Results: This review included 24 articles comprising 558 276 participants, of which 19 articles were analyzed qualitatively. The bias of studies ranged from low to moderate, and GRADE extended from very low to low. Cataract surgery was associated with a 25% reduced risk of long-term cognitive decline compared with those with uncorrected cataracts (HR, 0.75; 95% confidence interval [CI], 0.72-0.78). This cognitive benefit was seen across various cognitive outcomes and remained robust to sensitivity analyses.
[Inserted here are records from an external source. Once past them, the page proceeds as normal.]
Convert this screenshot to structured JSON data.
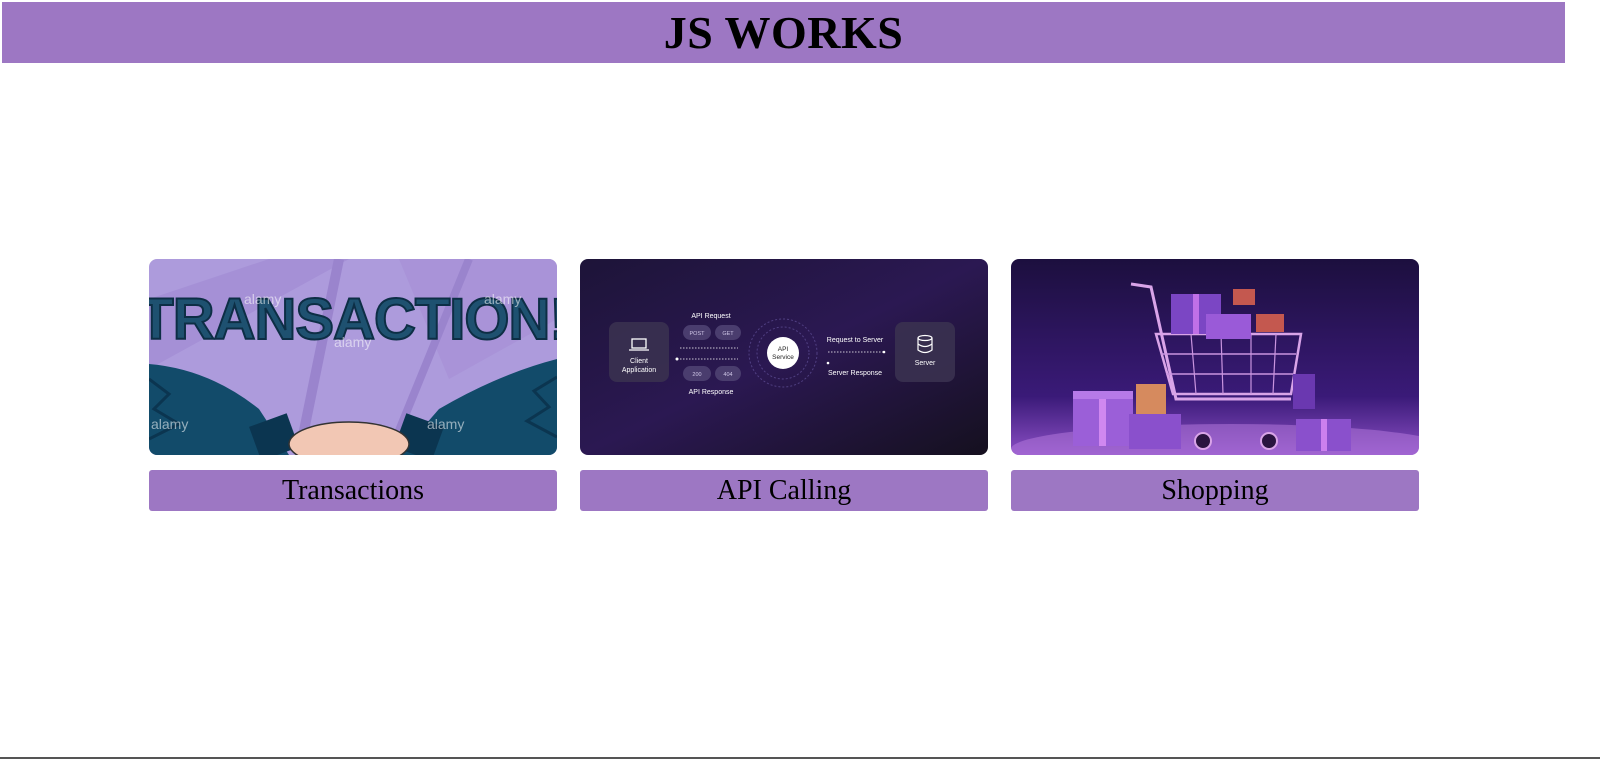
{
  "header": {
    "title": "JS WORKS"
  },
  "cards": [
    {
      "label": "Transactions",
      "image": {
        "text": "TRANSACTION!",
        "watermark": "alamy"
      }
    },
    {
      "label": "API Calling",
      "image": {
        "client_title": "Client",
        "client_subtitle": "Application",
        "api_request": "API Request",
        "post": "POST",
        "get": "GET",
        "code_200": "200",
        "code_404": "404",
        "api_response": "API Response",
        "service_title": "API",
        "service_subtitle": "Service",
        "request_to_server": "Request to Server",
        "server_response": "Server Response",
        "server": "Server"
      }
    },
    {
      "label": "Shopping",
      "image": {}
    }
  ],
  "colors": {
    "accent": "#9d77c3"
  }
}
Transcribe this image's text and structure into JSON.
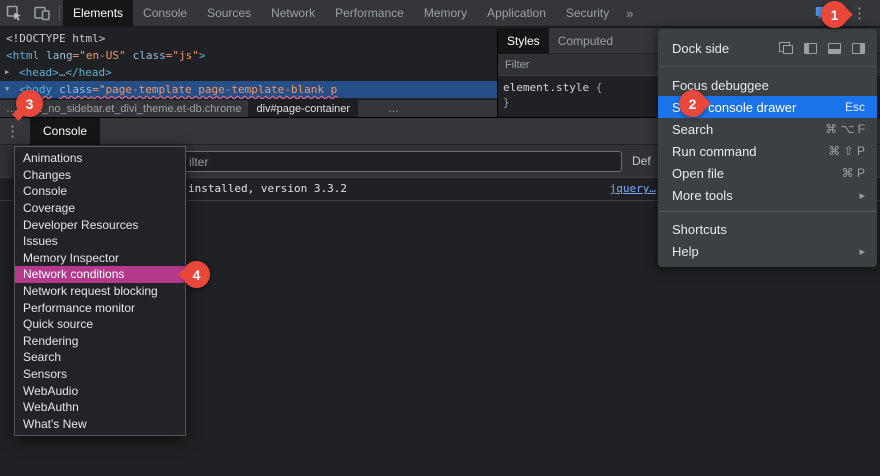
{
  "toolbar": {
    "tabs": [
      "Elements",
      "Console",
      "Sources",
      "Network",
      "Performance",
      "Memory",
      "Application",
      "Security"
    ],
    "active_tab": "Elements",
    "more_tabs": "»",
    "drawer_hint_count": "1",
    "menu_icon": "⋮"
  },
  "elements_panel": {
    "line1": "<!DOCTYPE html>",
    "line2": {
      "open": "<html",
      "attr1": "lang",
      "val1": "=\"en-US\"",
      "attr2": "class",
      "val2": "=\"js\"",
      "close": ">"
    },
    "line3": {
      "arrow": "▶",
      "open": "<head>",
      "dots": "…",
      "close": "</head>"
    },
    "line4": {
      "arrow": "▼",
      "open": "<body",
      "attr1": "class",
      "val1": "=\"page-template page-template-blank p"
    },
    "breadcrumb": {
      "left_more": "…",
      "parent": "ll.et_no_sidebar.et_divi_theme.et-db.chrome",
      "selected": "div#page-container",
      "right_more": "…"
    }
  },
  "styles_panel": {
    "tabs": [
      "Styles",
      "Computed"
    ],
    "filter_label": "Filter",
    "selector": "element.style",
    "open_brace": "{",
    "close_brace": "}"
  },
  "main_menu": {
    "items": [
      {
        "label": "Dock side"
      },
      {
        "label": "Focus debuggee"
      },
      {
        "label": "Show console drawer",
        "shortcut": "Esc"
      },
      {
        "label": "Search",
        "shortcut": "⌘ ⌥ F"
      },
      {
        "label": "Run command",
        "shortcut": "⌘ ⇧ P"
      },
      {
        "label": "Open file",
        "shortcut": "⌘ P"
      },
      {
        "label": "More tools",
        "arrow": "▸"
      },
      {
        "label": "Shortcuts"
      },
      {
        "label": "Help",
        "arrow": "▸"
      }
    ],
    "highlighted_item": "Show console drawer"
  },
  "drawer": {
    "menu_icon": "⋮",
    "tab_label": "Console",
    "panel_menu": [
      "Animations",
      "Changes",
      "Console",
      "Coverage",
      "Developer Resources",
      "Issues",
      "Memory Inspector",
      "Network conditions",
      "Network request blocking",
      "Performance monitor",
      "Quick source",
      "Rendering",
      "Search",
      "Sensors",
      "WebAudio",
      "WebAuthn",
      "What's New"
    ],
    "highlighted_item": "Network conditions"
  },
  "console": {
    "filter_partial": "ilter",
    "levels_partial": "Def",
    "message": "installed, version 3.3.2",
    "source_link": "jquery…"
  },
  "callouts": {
    "step1": "1",
    "step2": "2",
    "step3": "3",
    "step4": "4"
  },
  "colors": {
    "callout_red": "#e8473a",
    "menu_highlight_blue": "#1a73e8",
    "drawer_highlight_magenta": "#b4388c",
    "selected_node_blue": "#274f87",
    "link_blue": "#7cacf8"
  }
}
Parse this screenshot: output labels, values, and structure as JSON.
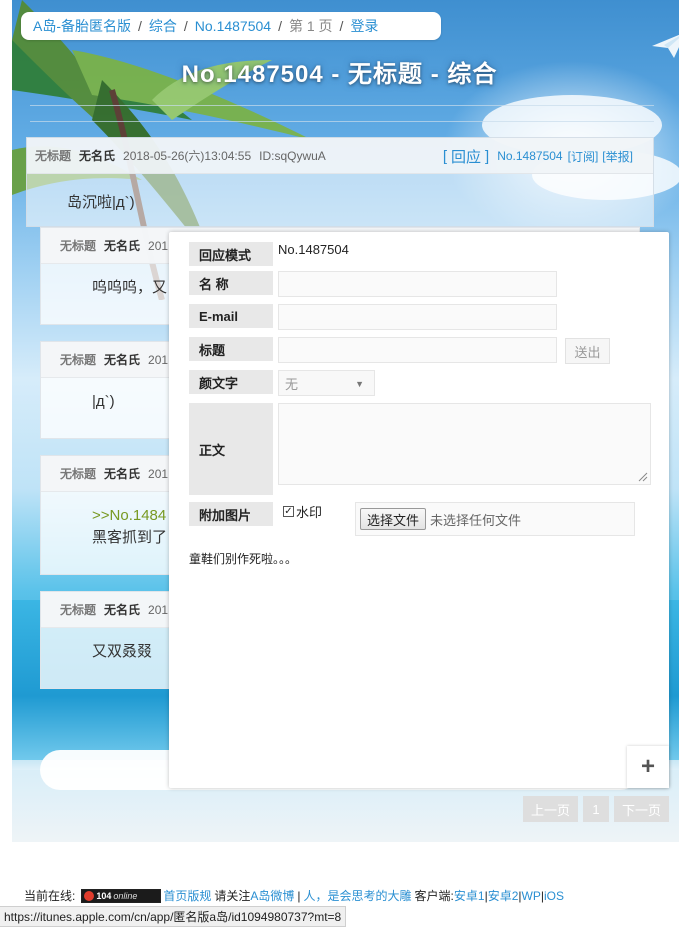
{
  "breadcrumb": {
    "site": "A岛-备胎匿名版",
    "sep": "/",
    "board": "综合",
    "thread": "No.1487504",
    "page": "第 1 页",
    "login": "登录"
  },
  "thread_title": "No.1487504 - 无标题 - 综合",
  "main_post": {
    "title": "无标题",
    "name": "无名氏",
    "date": "2018-05-26(六)13:04:55",
    "uid": "ID:sqQywuA",
    "reply_label": "回应",
    "post_no": "No.1487504",
    "subscribe": "订阅",
    "report": "举报",
    "content": "岛沉啦|д`)"
  },
  "replies": [
    {
      "title": "无标题",
      "name": "无名氏",
      "date_visible": "201",
      "content": "呜呜呜，又"
    },
    {
      "title": "无标题",
      "name": "无名氏",
      "date_visible": "201",
      "content": "|д`)"
    },
    {
      "title": "无标题",
      "name": "无名氏",
      "date_visible": "201",
      "quote": ">>No.1484",
      "content": "黑客抓到了"
    },
    {
      "title": "无标题",
      "name": "无名氏",
      "date_visible": "201",
      "content": "又双叒叕"
    }
  ],
  "reply_form": {
    "mode_label": "回应模式",
    "mode_value": "No.1487504",
    "name_label": "名 称",
    "email_label": "E-mail",
    "subject_label": "标题",
    "send_button": "送出",
    "emoticon_label": "颜文字",
    "emoticon_value": "无",
    "body_label": "正文",
    "image_label": "附加图片",
    "watermark_checked": true,
    "watermark_label": "水印",
    "choose_file_button": "选择文件",
    "no_file_text": "未选择任何文件",
    "note": "童鞋们别作死啦。。。"
  },
  "pagination": {
    "prev": "上一页",
    "current": "1",
    "next": "下一页"
  },
  "footer": {
    "online_prefix": "当前在线:",
    "online_count": "104",
    "online_badge_text": "online",
    "homepage_rules": "首页版规",
    "follow_text": "请关注",
    "weibo_link": "A岛微博",
    "bar": "|",
    "slogan_link": "人，是会思考的大雕",
    "client_text": "客户端:",
    "android1": "安卓1",
    "android2": "安卓2",
    "wp": "WP",
    "ios": "iOS"
  },
  "status_url": "https://itunes.apple.com/cn/app/匿名版a岛/id1094980737?mt=8",
  "colors": {
    "link": "#2a8fd2",
    "quote": "#789922",
    "pager_bg": "#dedede"
  },
  "icons": [
    "paper-plane-icon",
    "plus-icon",
    "dropdown-arrow-icon",
    "checkbox-icon",
    "resize-grip-icon"
  ]
}
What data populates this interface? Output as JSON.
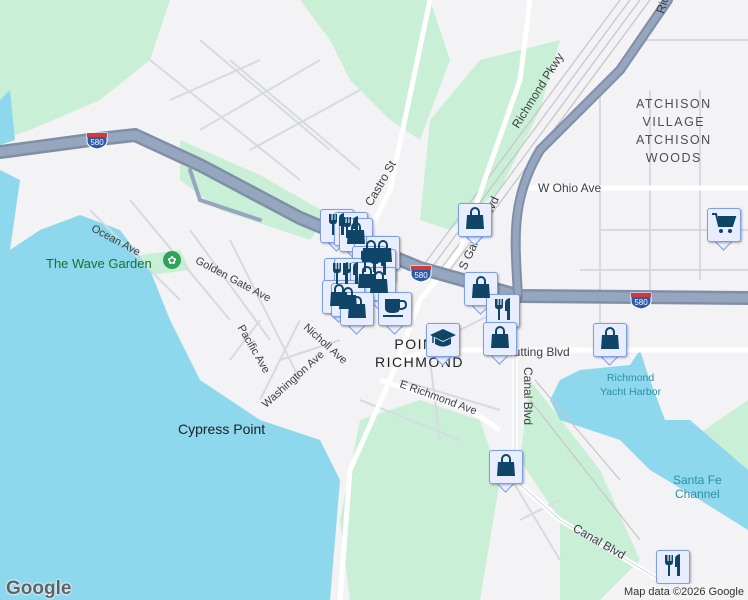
{
  "map": {
    "labels": {
      "atchison_village": "ATCHISON\nVILLAGE",
      "atchison_woods": "ATCHISON\nWOODS",
      "w_ohio": "W Ohio Ave",
      "richmond_pkwy": "Richmond Pkwy",
      "castro": "Castro St",
      "ocean": "Ocean Ave",
      "golden_gate": "Golden Gate Ave",
      "pacific": "Pacific Ave",
      "nicholl": "Nicholl Ave",
      "washington": "Washington Ave",
      "e_richmond": "E Richmond Ave",
      "cutting": "Cutting Blvd",
      "canal1": "Canal Blvd",
      "canal2": "Canal Blvd",
      "s_garrard": "S Garrard Blvd",
      "point_richmond": "POINT\nRICHMOND",
      "cypress": "Cypress Point",
      "wave_garden": "The Wave Garden",
      "yacht": "Richmond\nYacht Harbor",
      "santa_fe": "Santa Fe\nChannel",
      "rich_top": "Richmond"
    },
    "highway_shield": "580",
    "colors": {
      "water": "#8dd8ec",
      "park": "#c9f0d6",
      "land": "#f3f2f4",
      "highway": "#8a9bb5",
      "marker_icon": "#0f4566"
    },
    "markers": [
      {
        "type": "restaurant"
      },
      {
        "type": "restaurant"
      },
      {
        "type": "shopping"
      },
      {
        "type": "shopping"
      },
      {
        "type": "shopping"
      },
      {
        "type": "restaurant"
      },
      {
        "type": "restaurant"
      },
      {
        "type": "restaurant"
      },
      {
        "type": "restaurant"
      },
      {
        "type": "shopping"
      },
      {
        "type": "shopping"
      },
      {
        "type": "shopping"
      },
      {
        "type": "shopping"
      },
      {
        "type": "shopping"
      },
      {
        "type": "coffee"
      },
      {
        "type": "shopping"
      },
      {
        "type": "shopping"
      },
      {
        "type": "restaurant"
      },
      {
        "type": "shopping"
      },
      {
        "type": "school"
      },
      {
        "type": "shopping"
      },
      {
        "type": "grocery"
      },
      {
        "type": "shopping"
      },
      {
        "type": "restaurant"
      }
    ]
  },
  "logo": "Google",
  "attribution": "Map data ©2026 Google"
}
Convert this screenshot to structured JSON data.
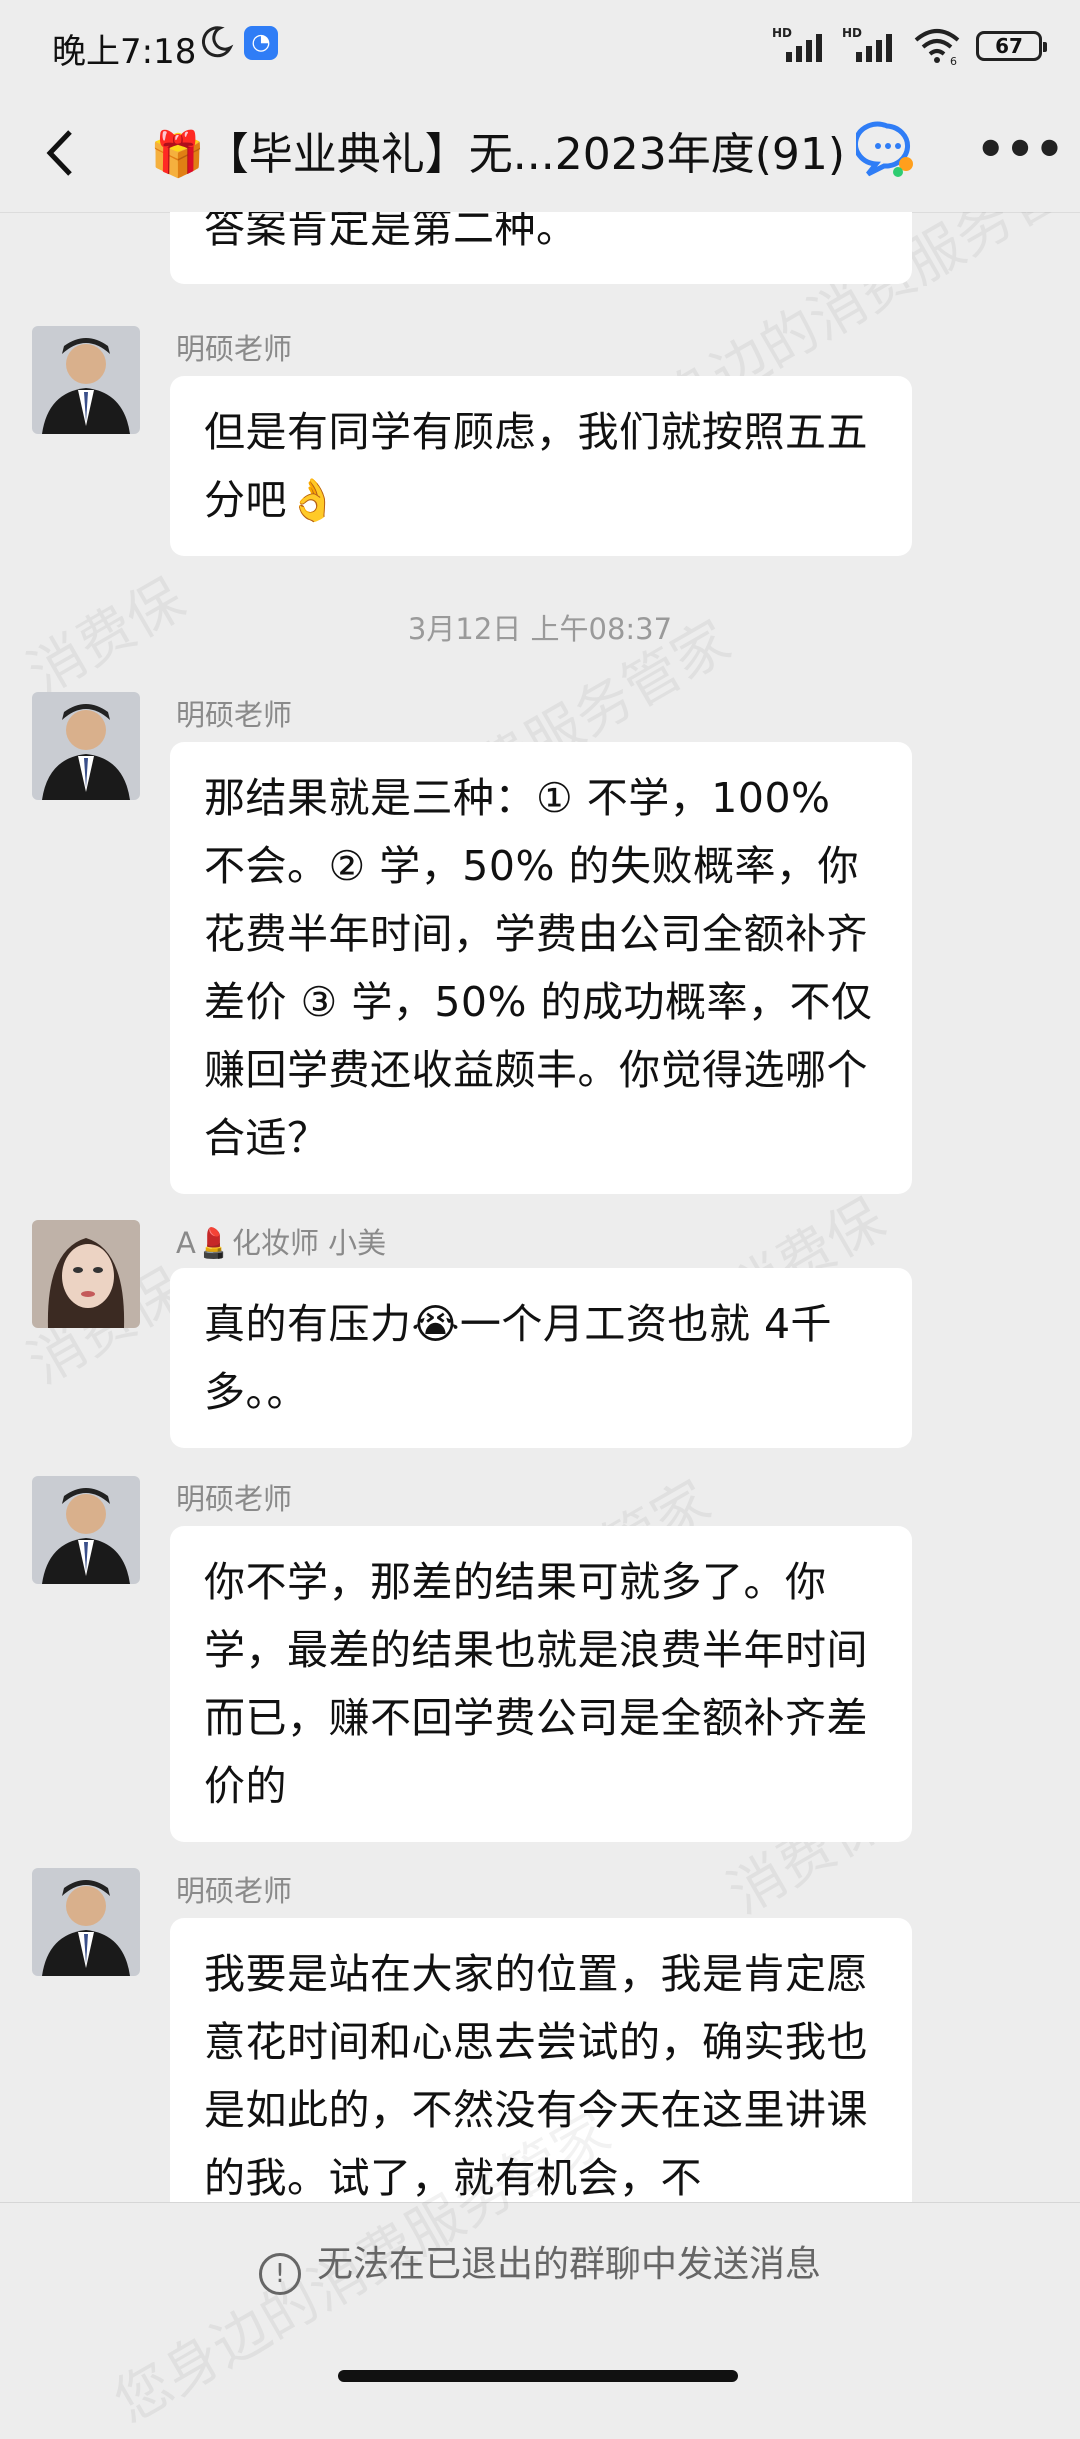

Participants who underwent cataract surgery showed a similar risk of long-term cognitive decline as healthy controls without cataracts (HR, 0.84; 95% CI, 0.66-1.06). Additionally, cataract surgery was associated with a 4% improvement in short-term cognitive test scores among participants with normal cognition (RoM, 0.96; 95% CI, 0.94-0.99), but no significant association was observed among participants with preexisting cognitive impairment.

Discussion: Cataract surgery may be associated with a lower risk of cognitive impairment and dementia, and cataract-associated vision impairment may be a modifiable risk factor for cognitive decline. Physicians should be aware of the cognitive sequelae of cataracts and the possible benefits of surgery. The cognitive benefits of cataract surgery should be investigated further in randomized trials.

Financial disclosure(s): The author(s) have no proprietary or commercial interest in any materials discussed in this article.

Keywords: Cataract; Cataract surgery; Cognitive decline; Cognitive impairment; Dementia.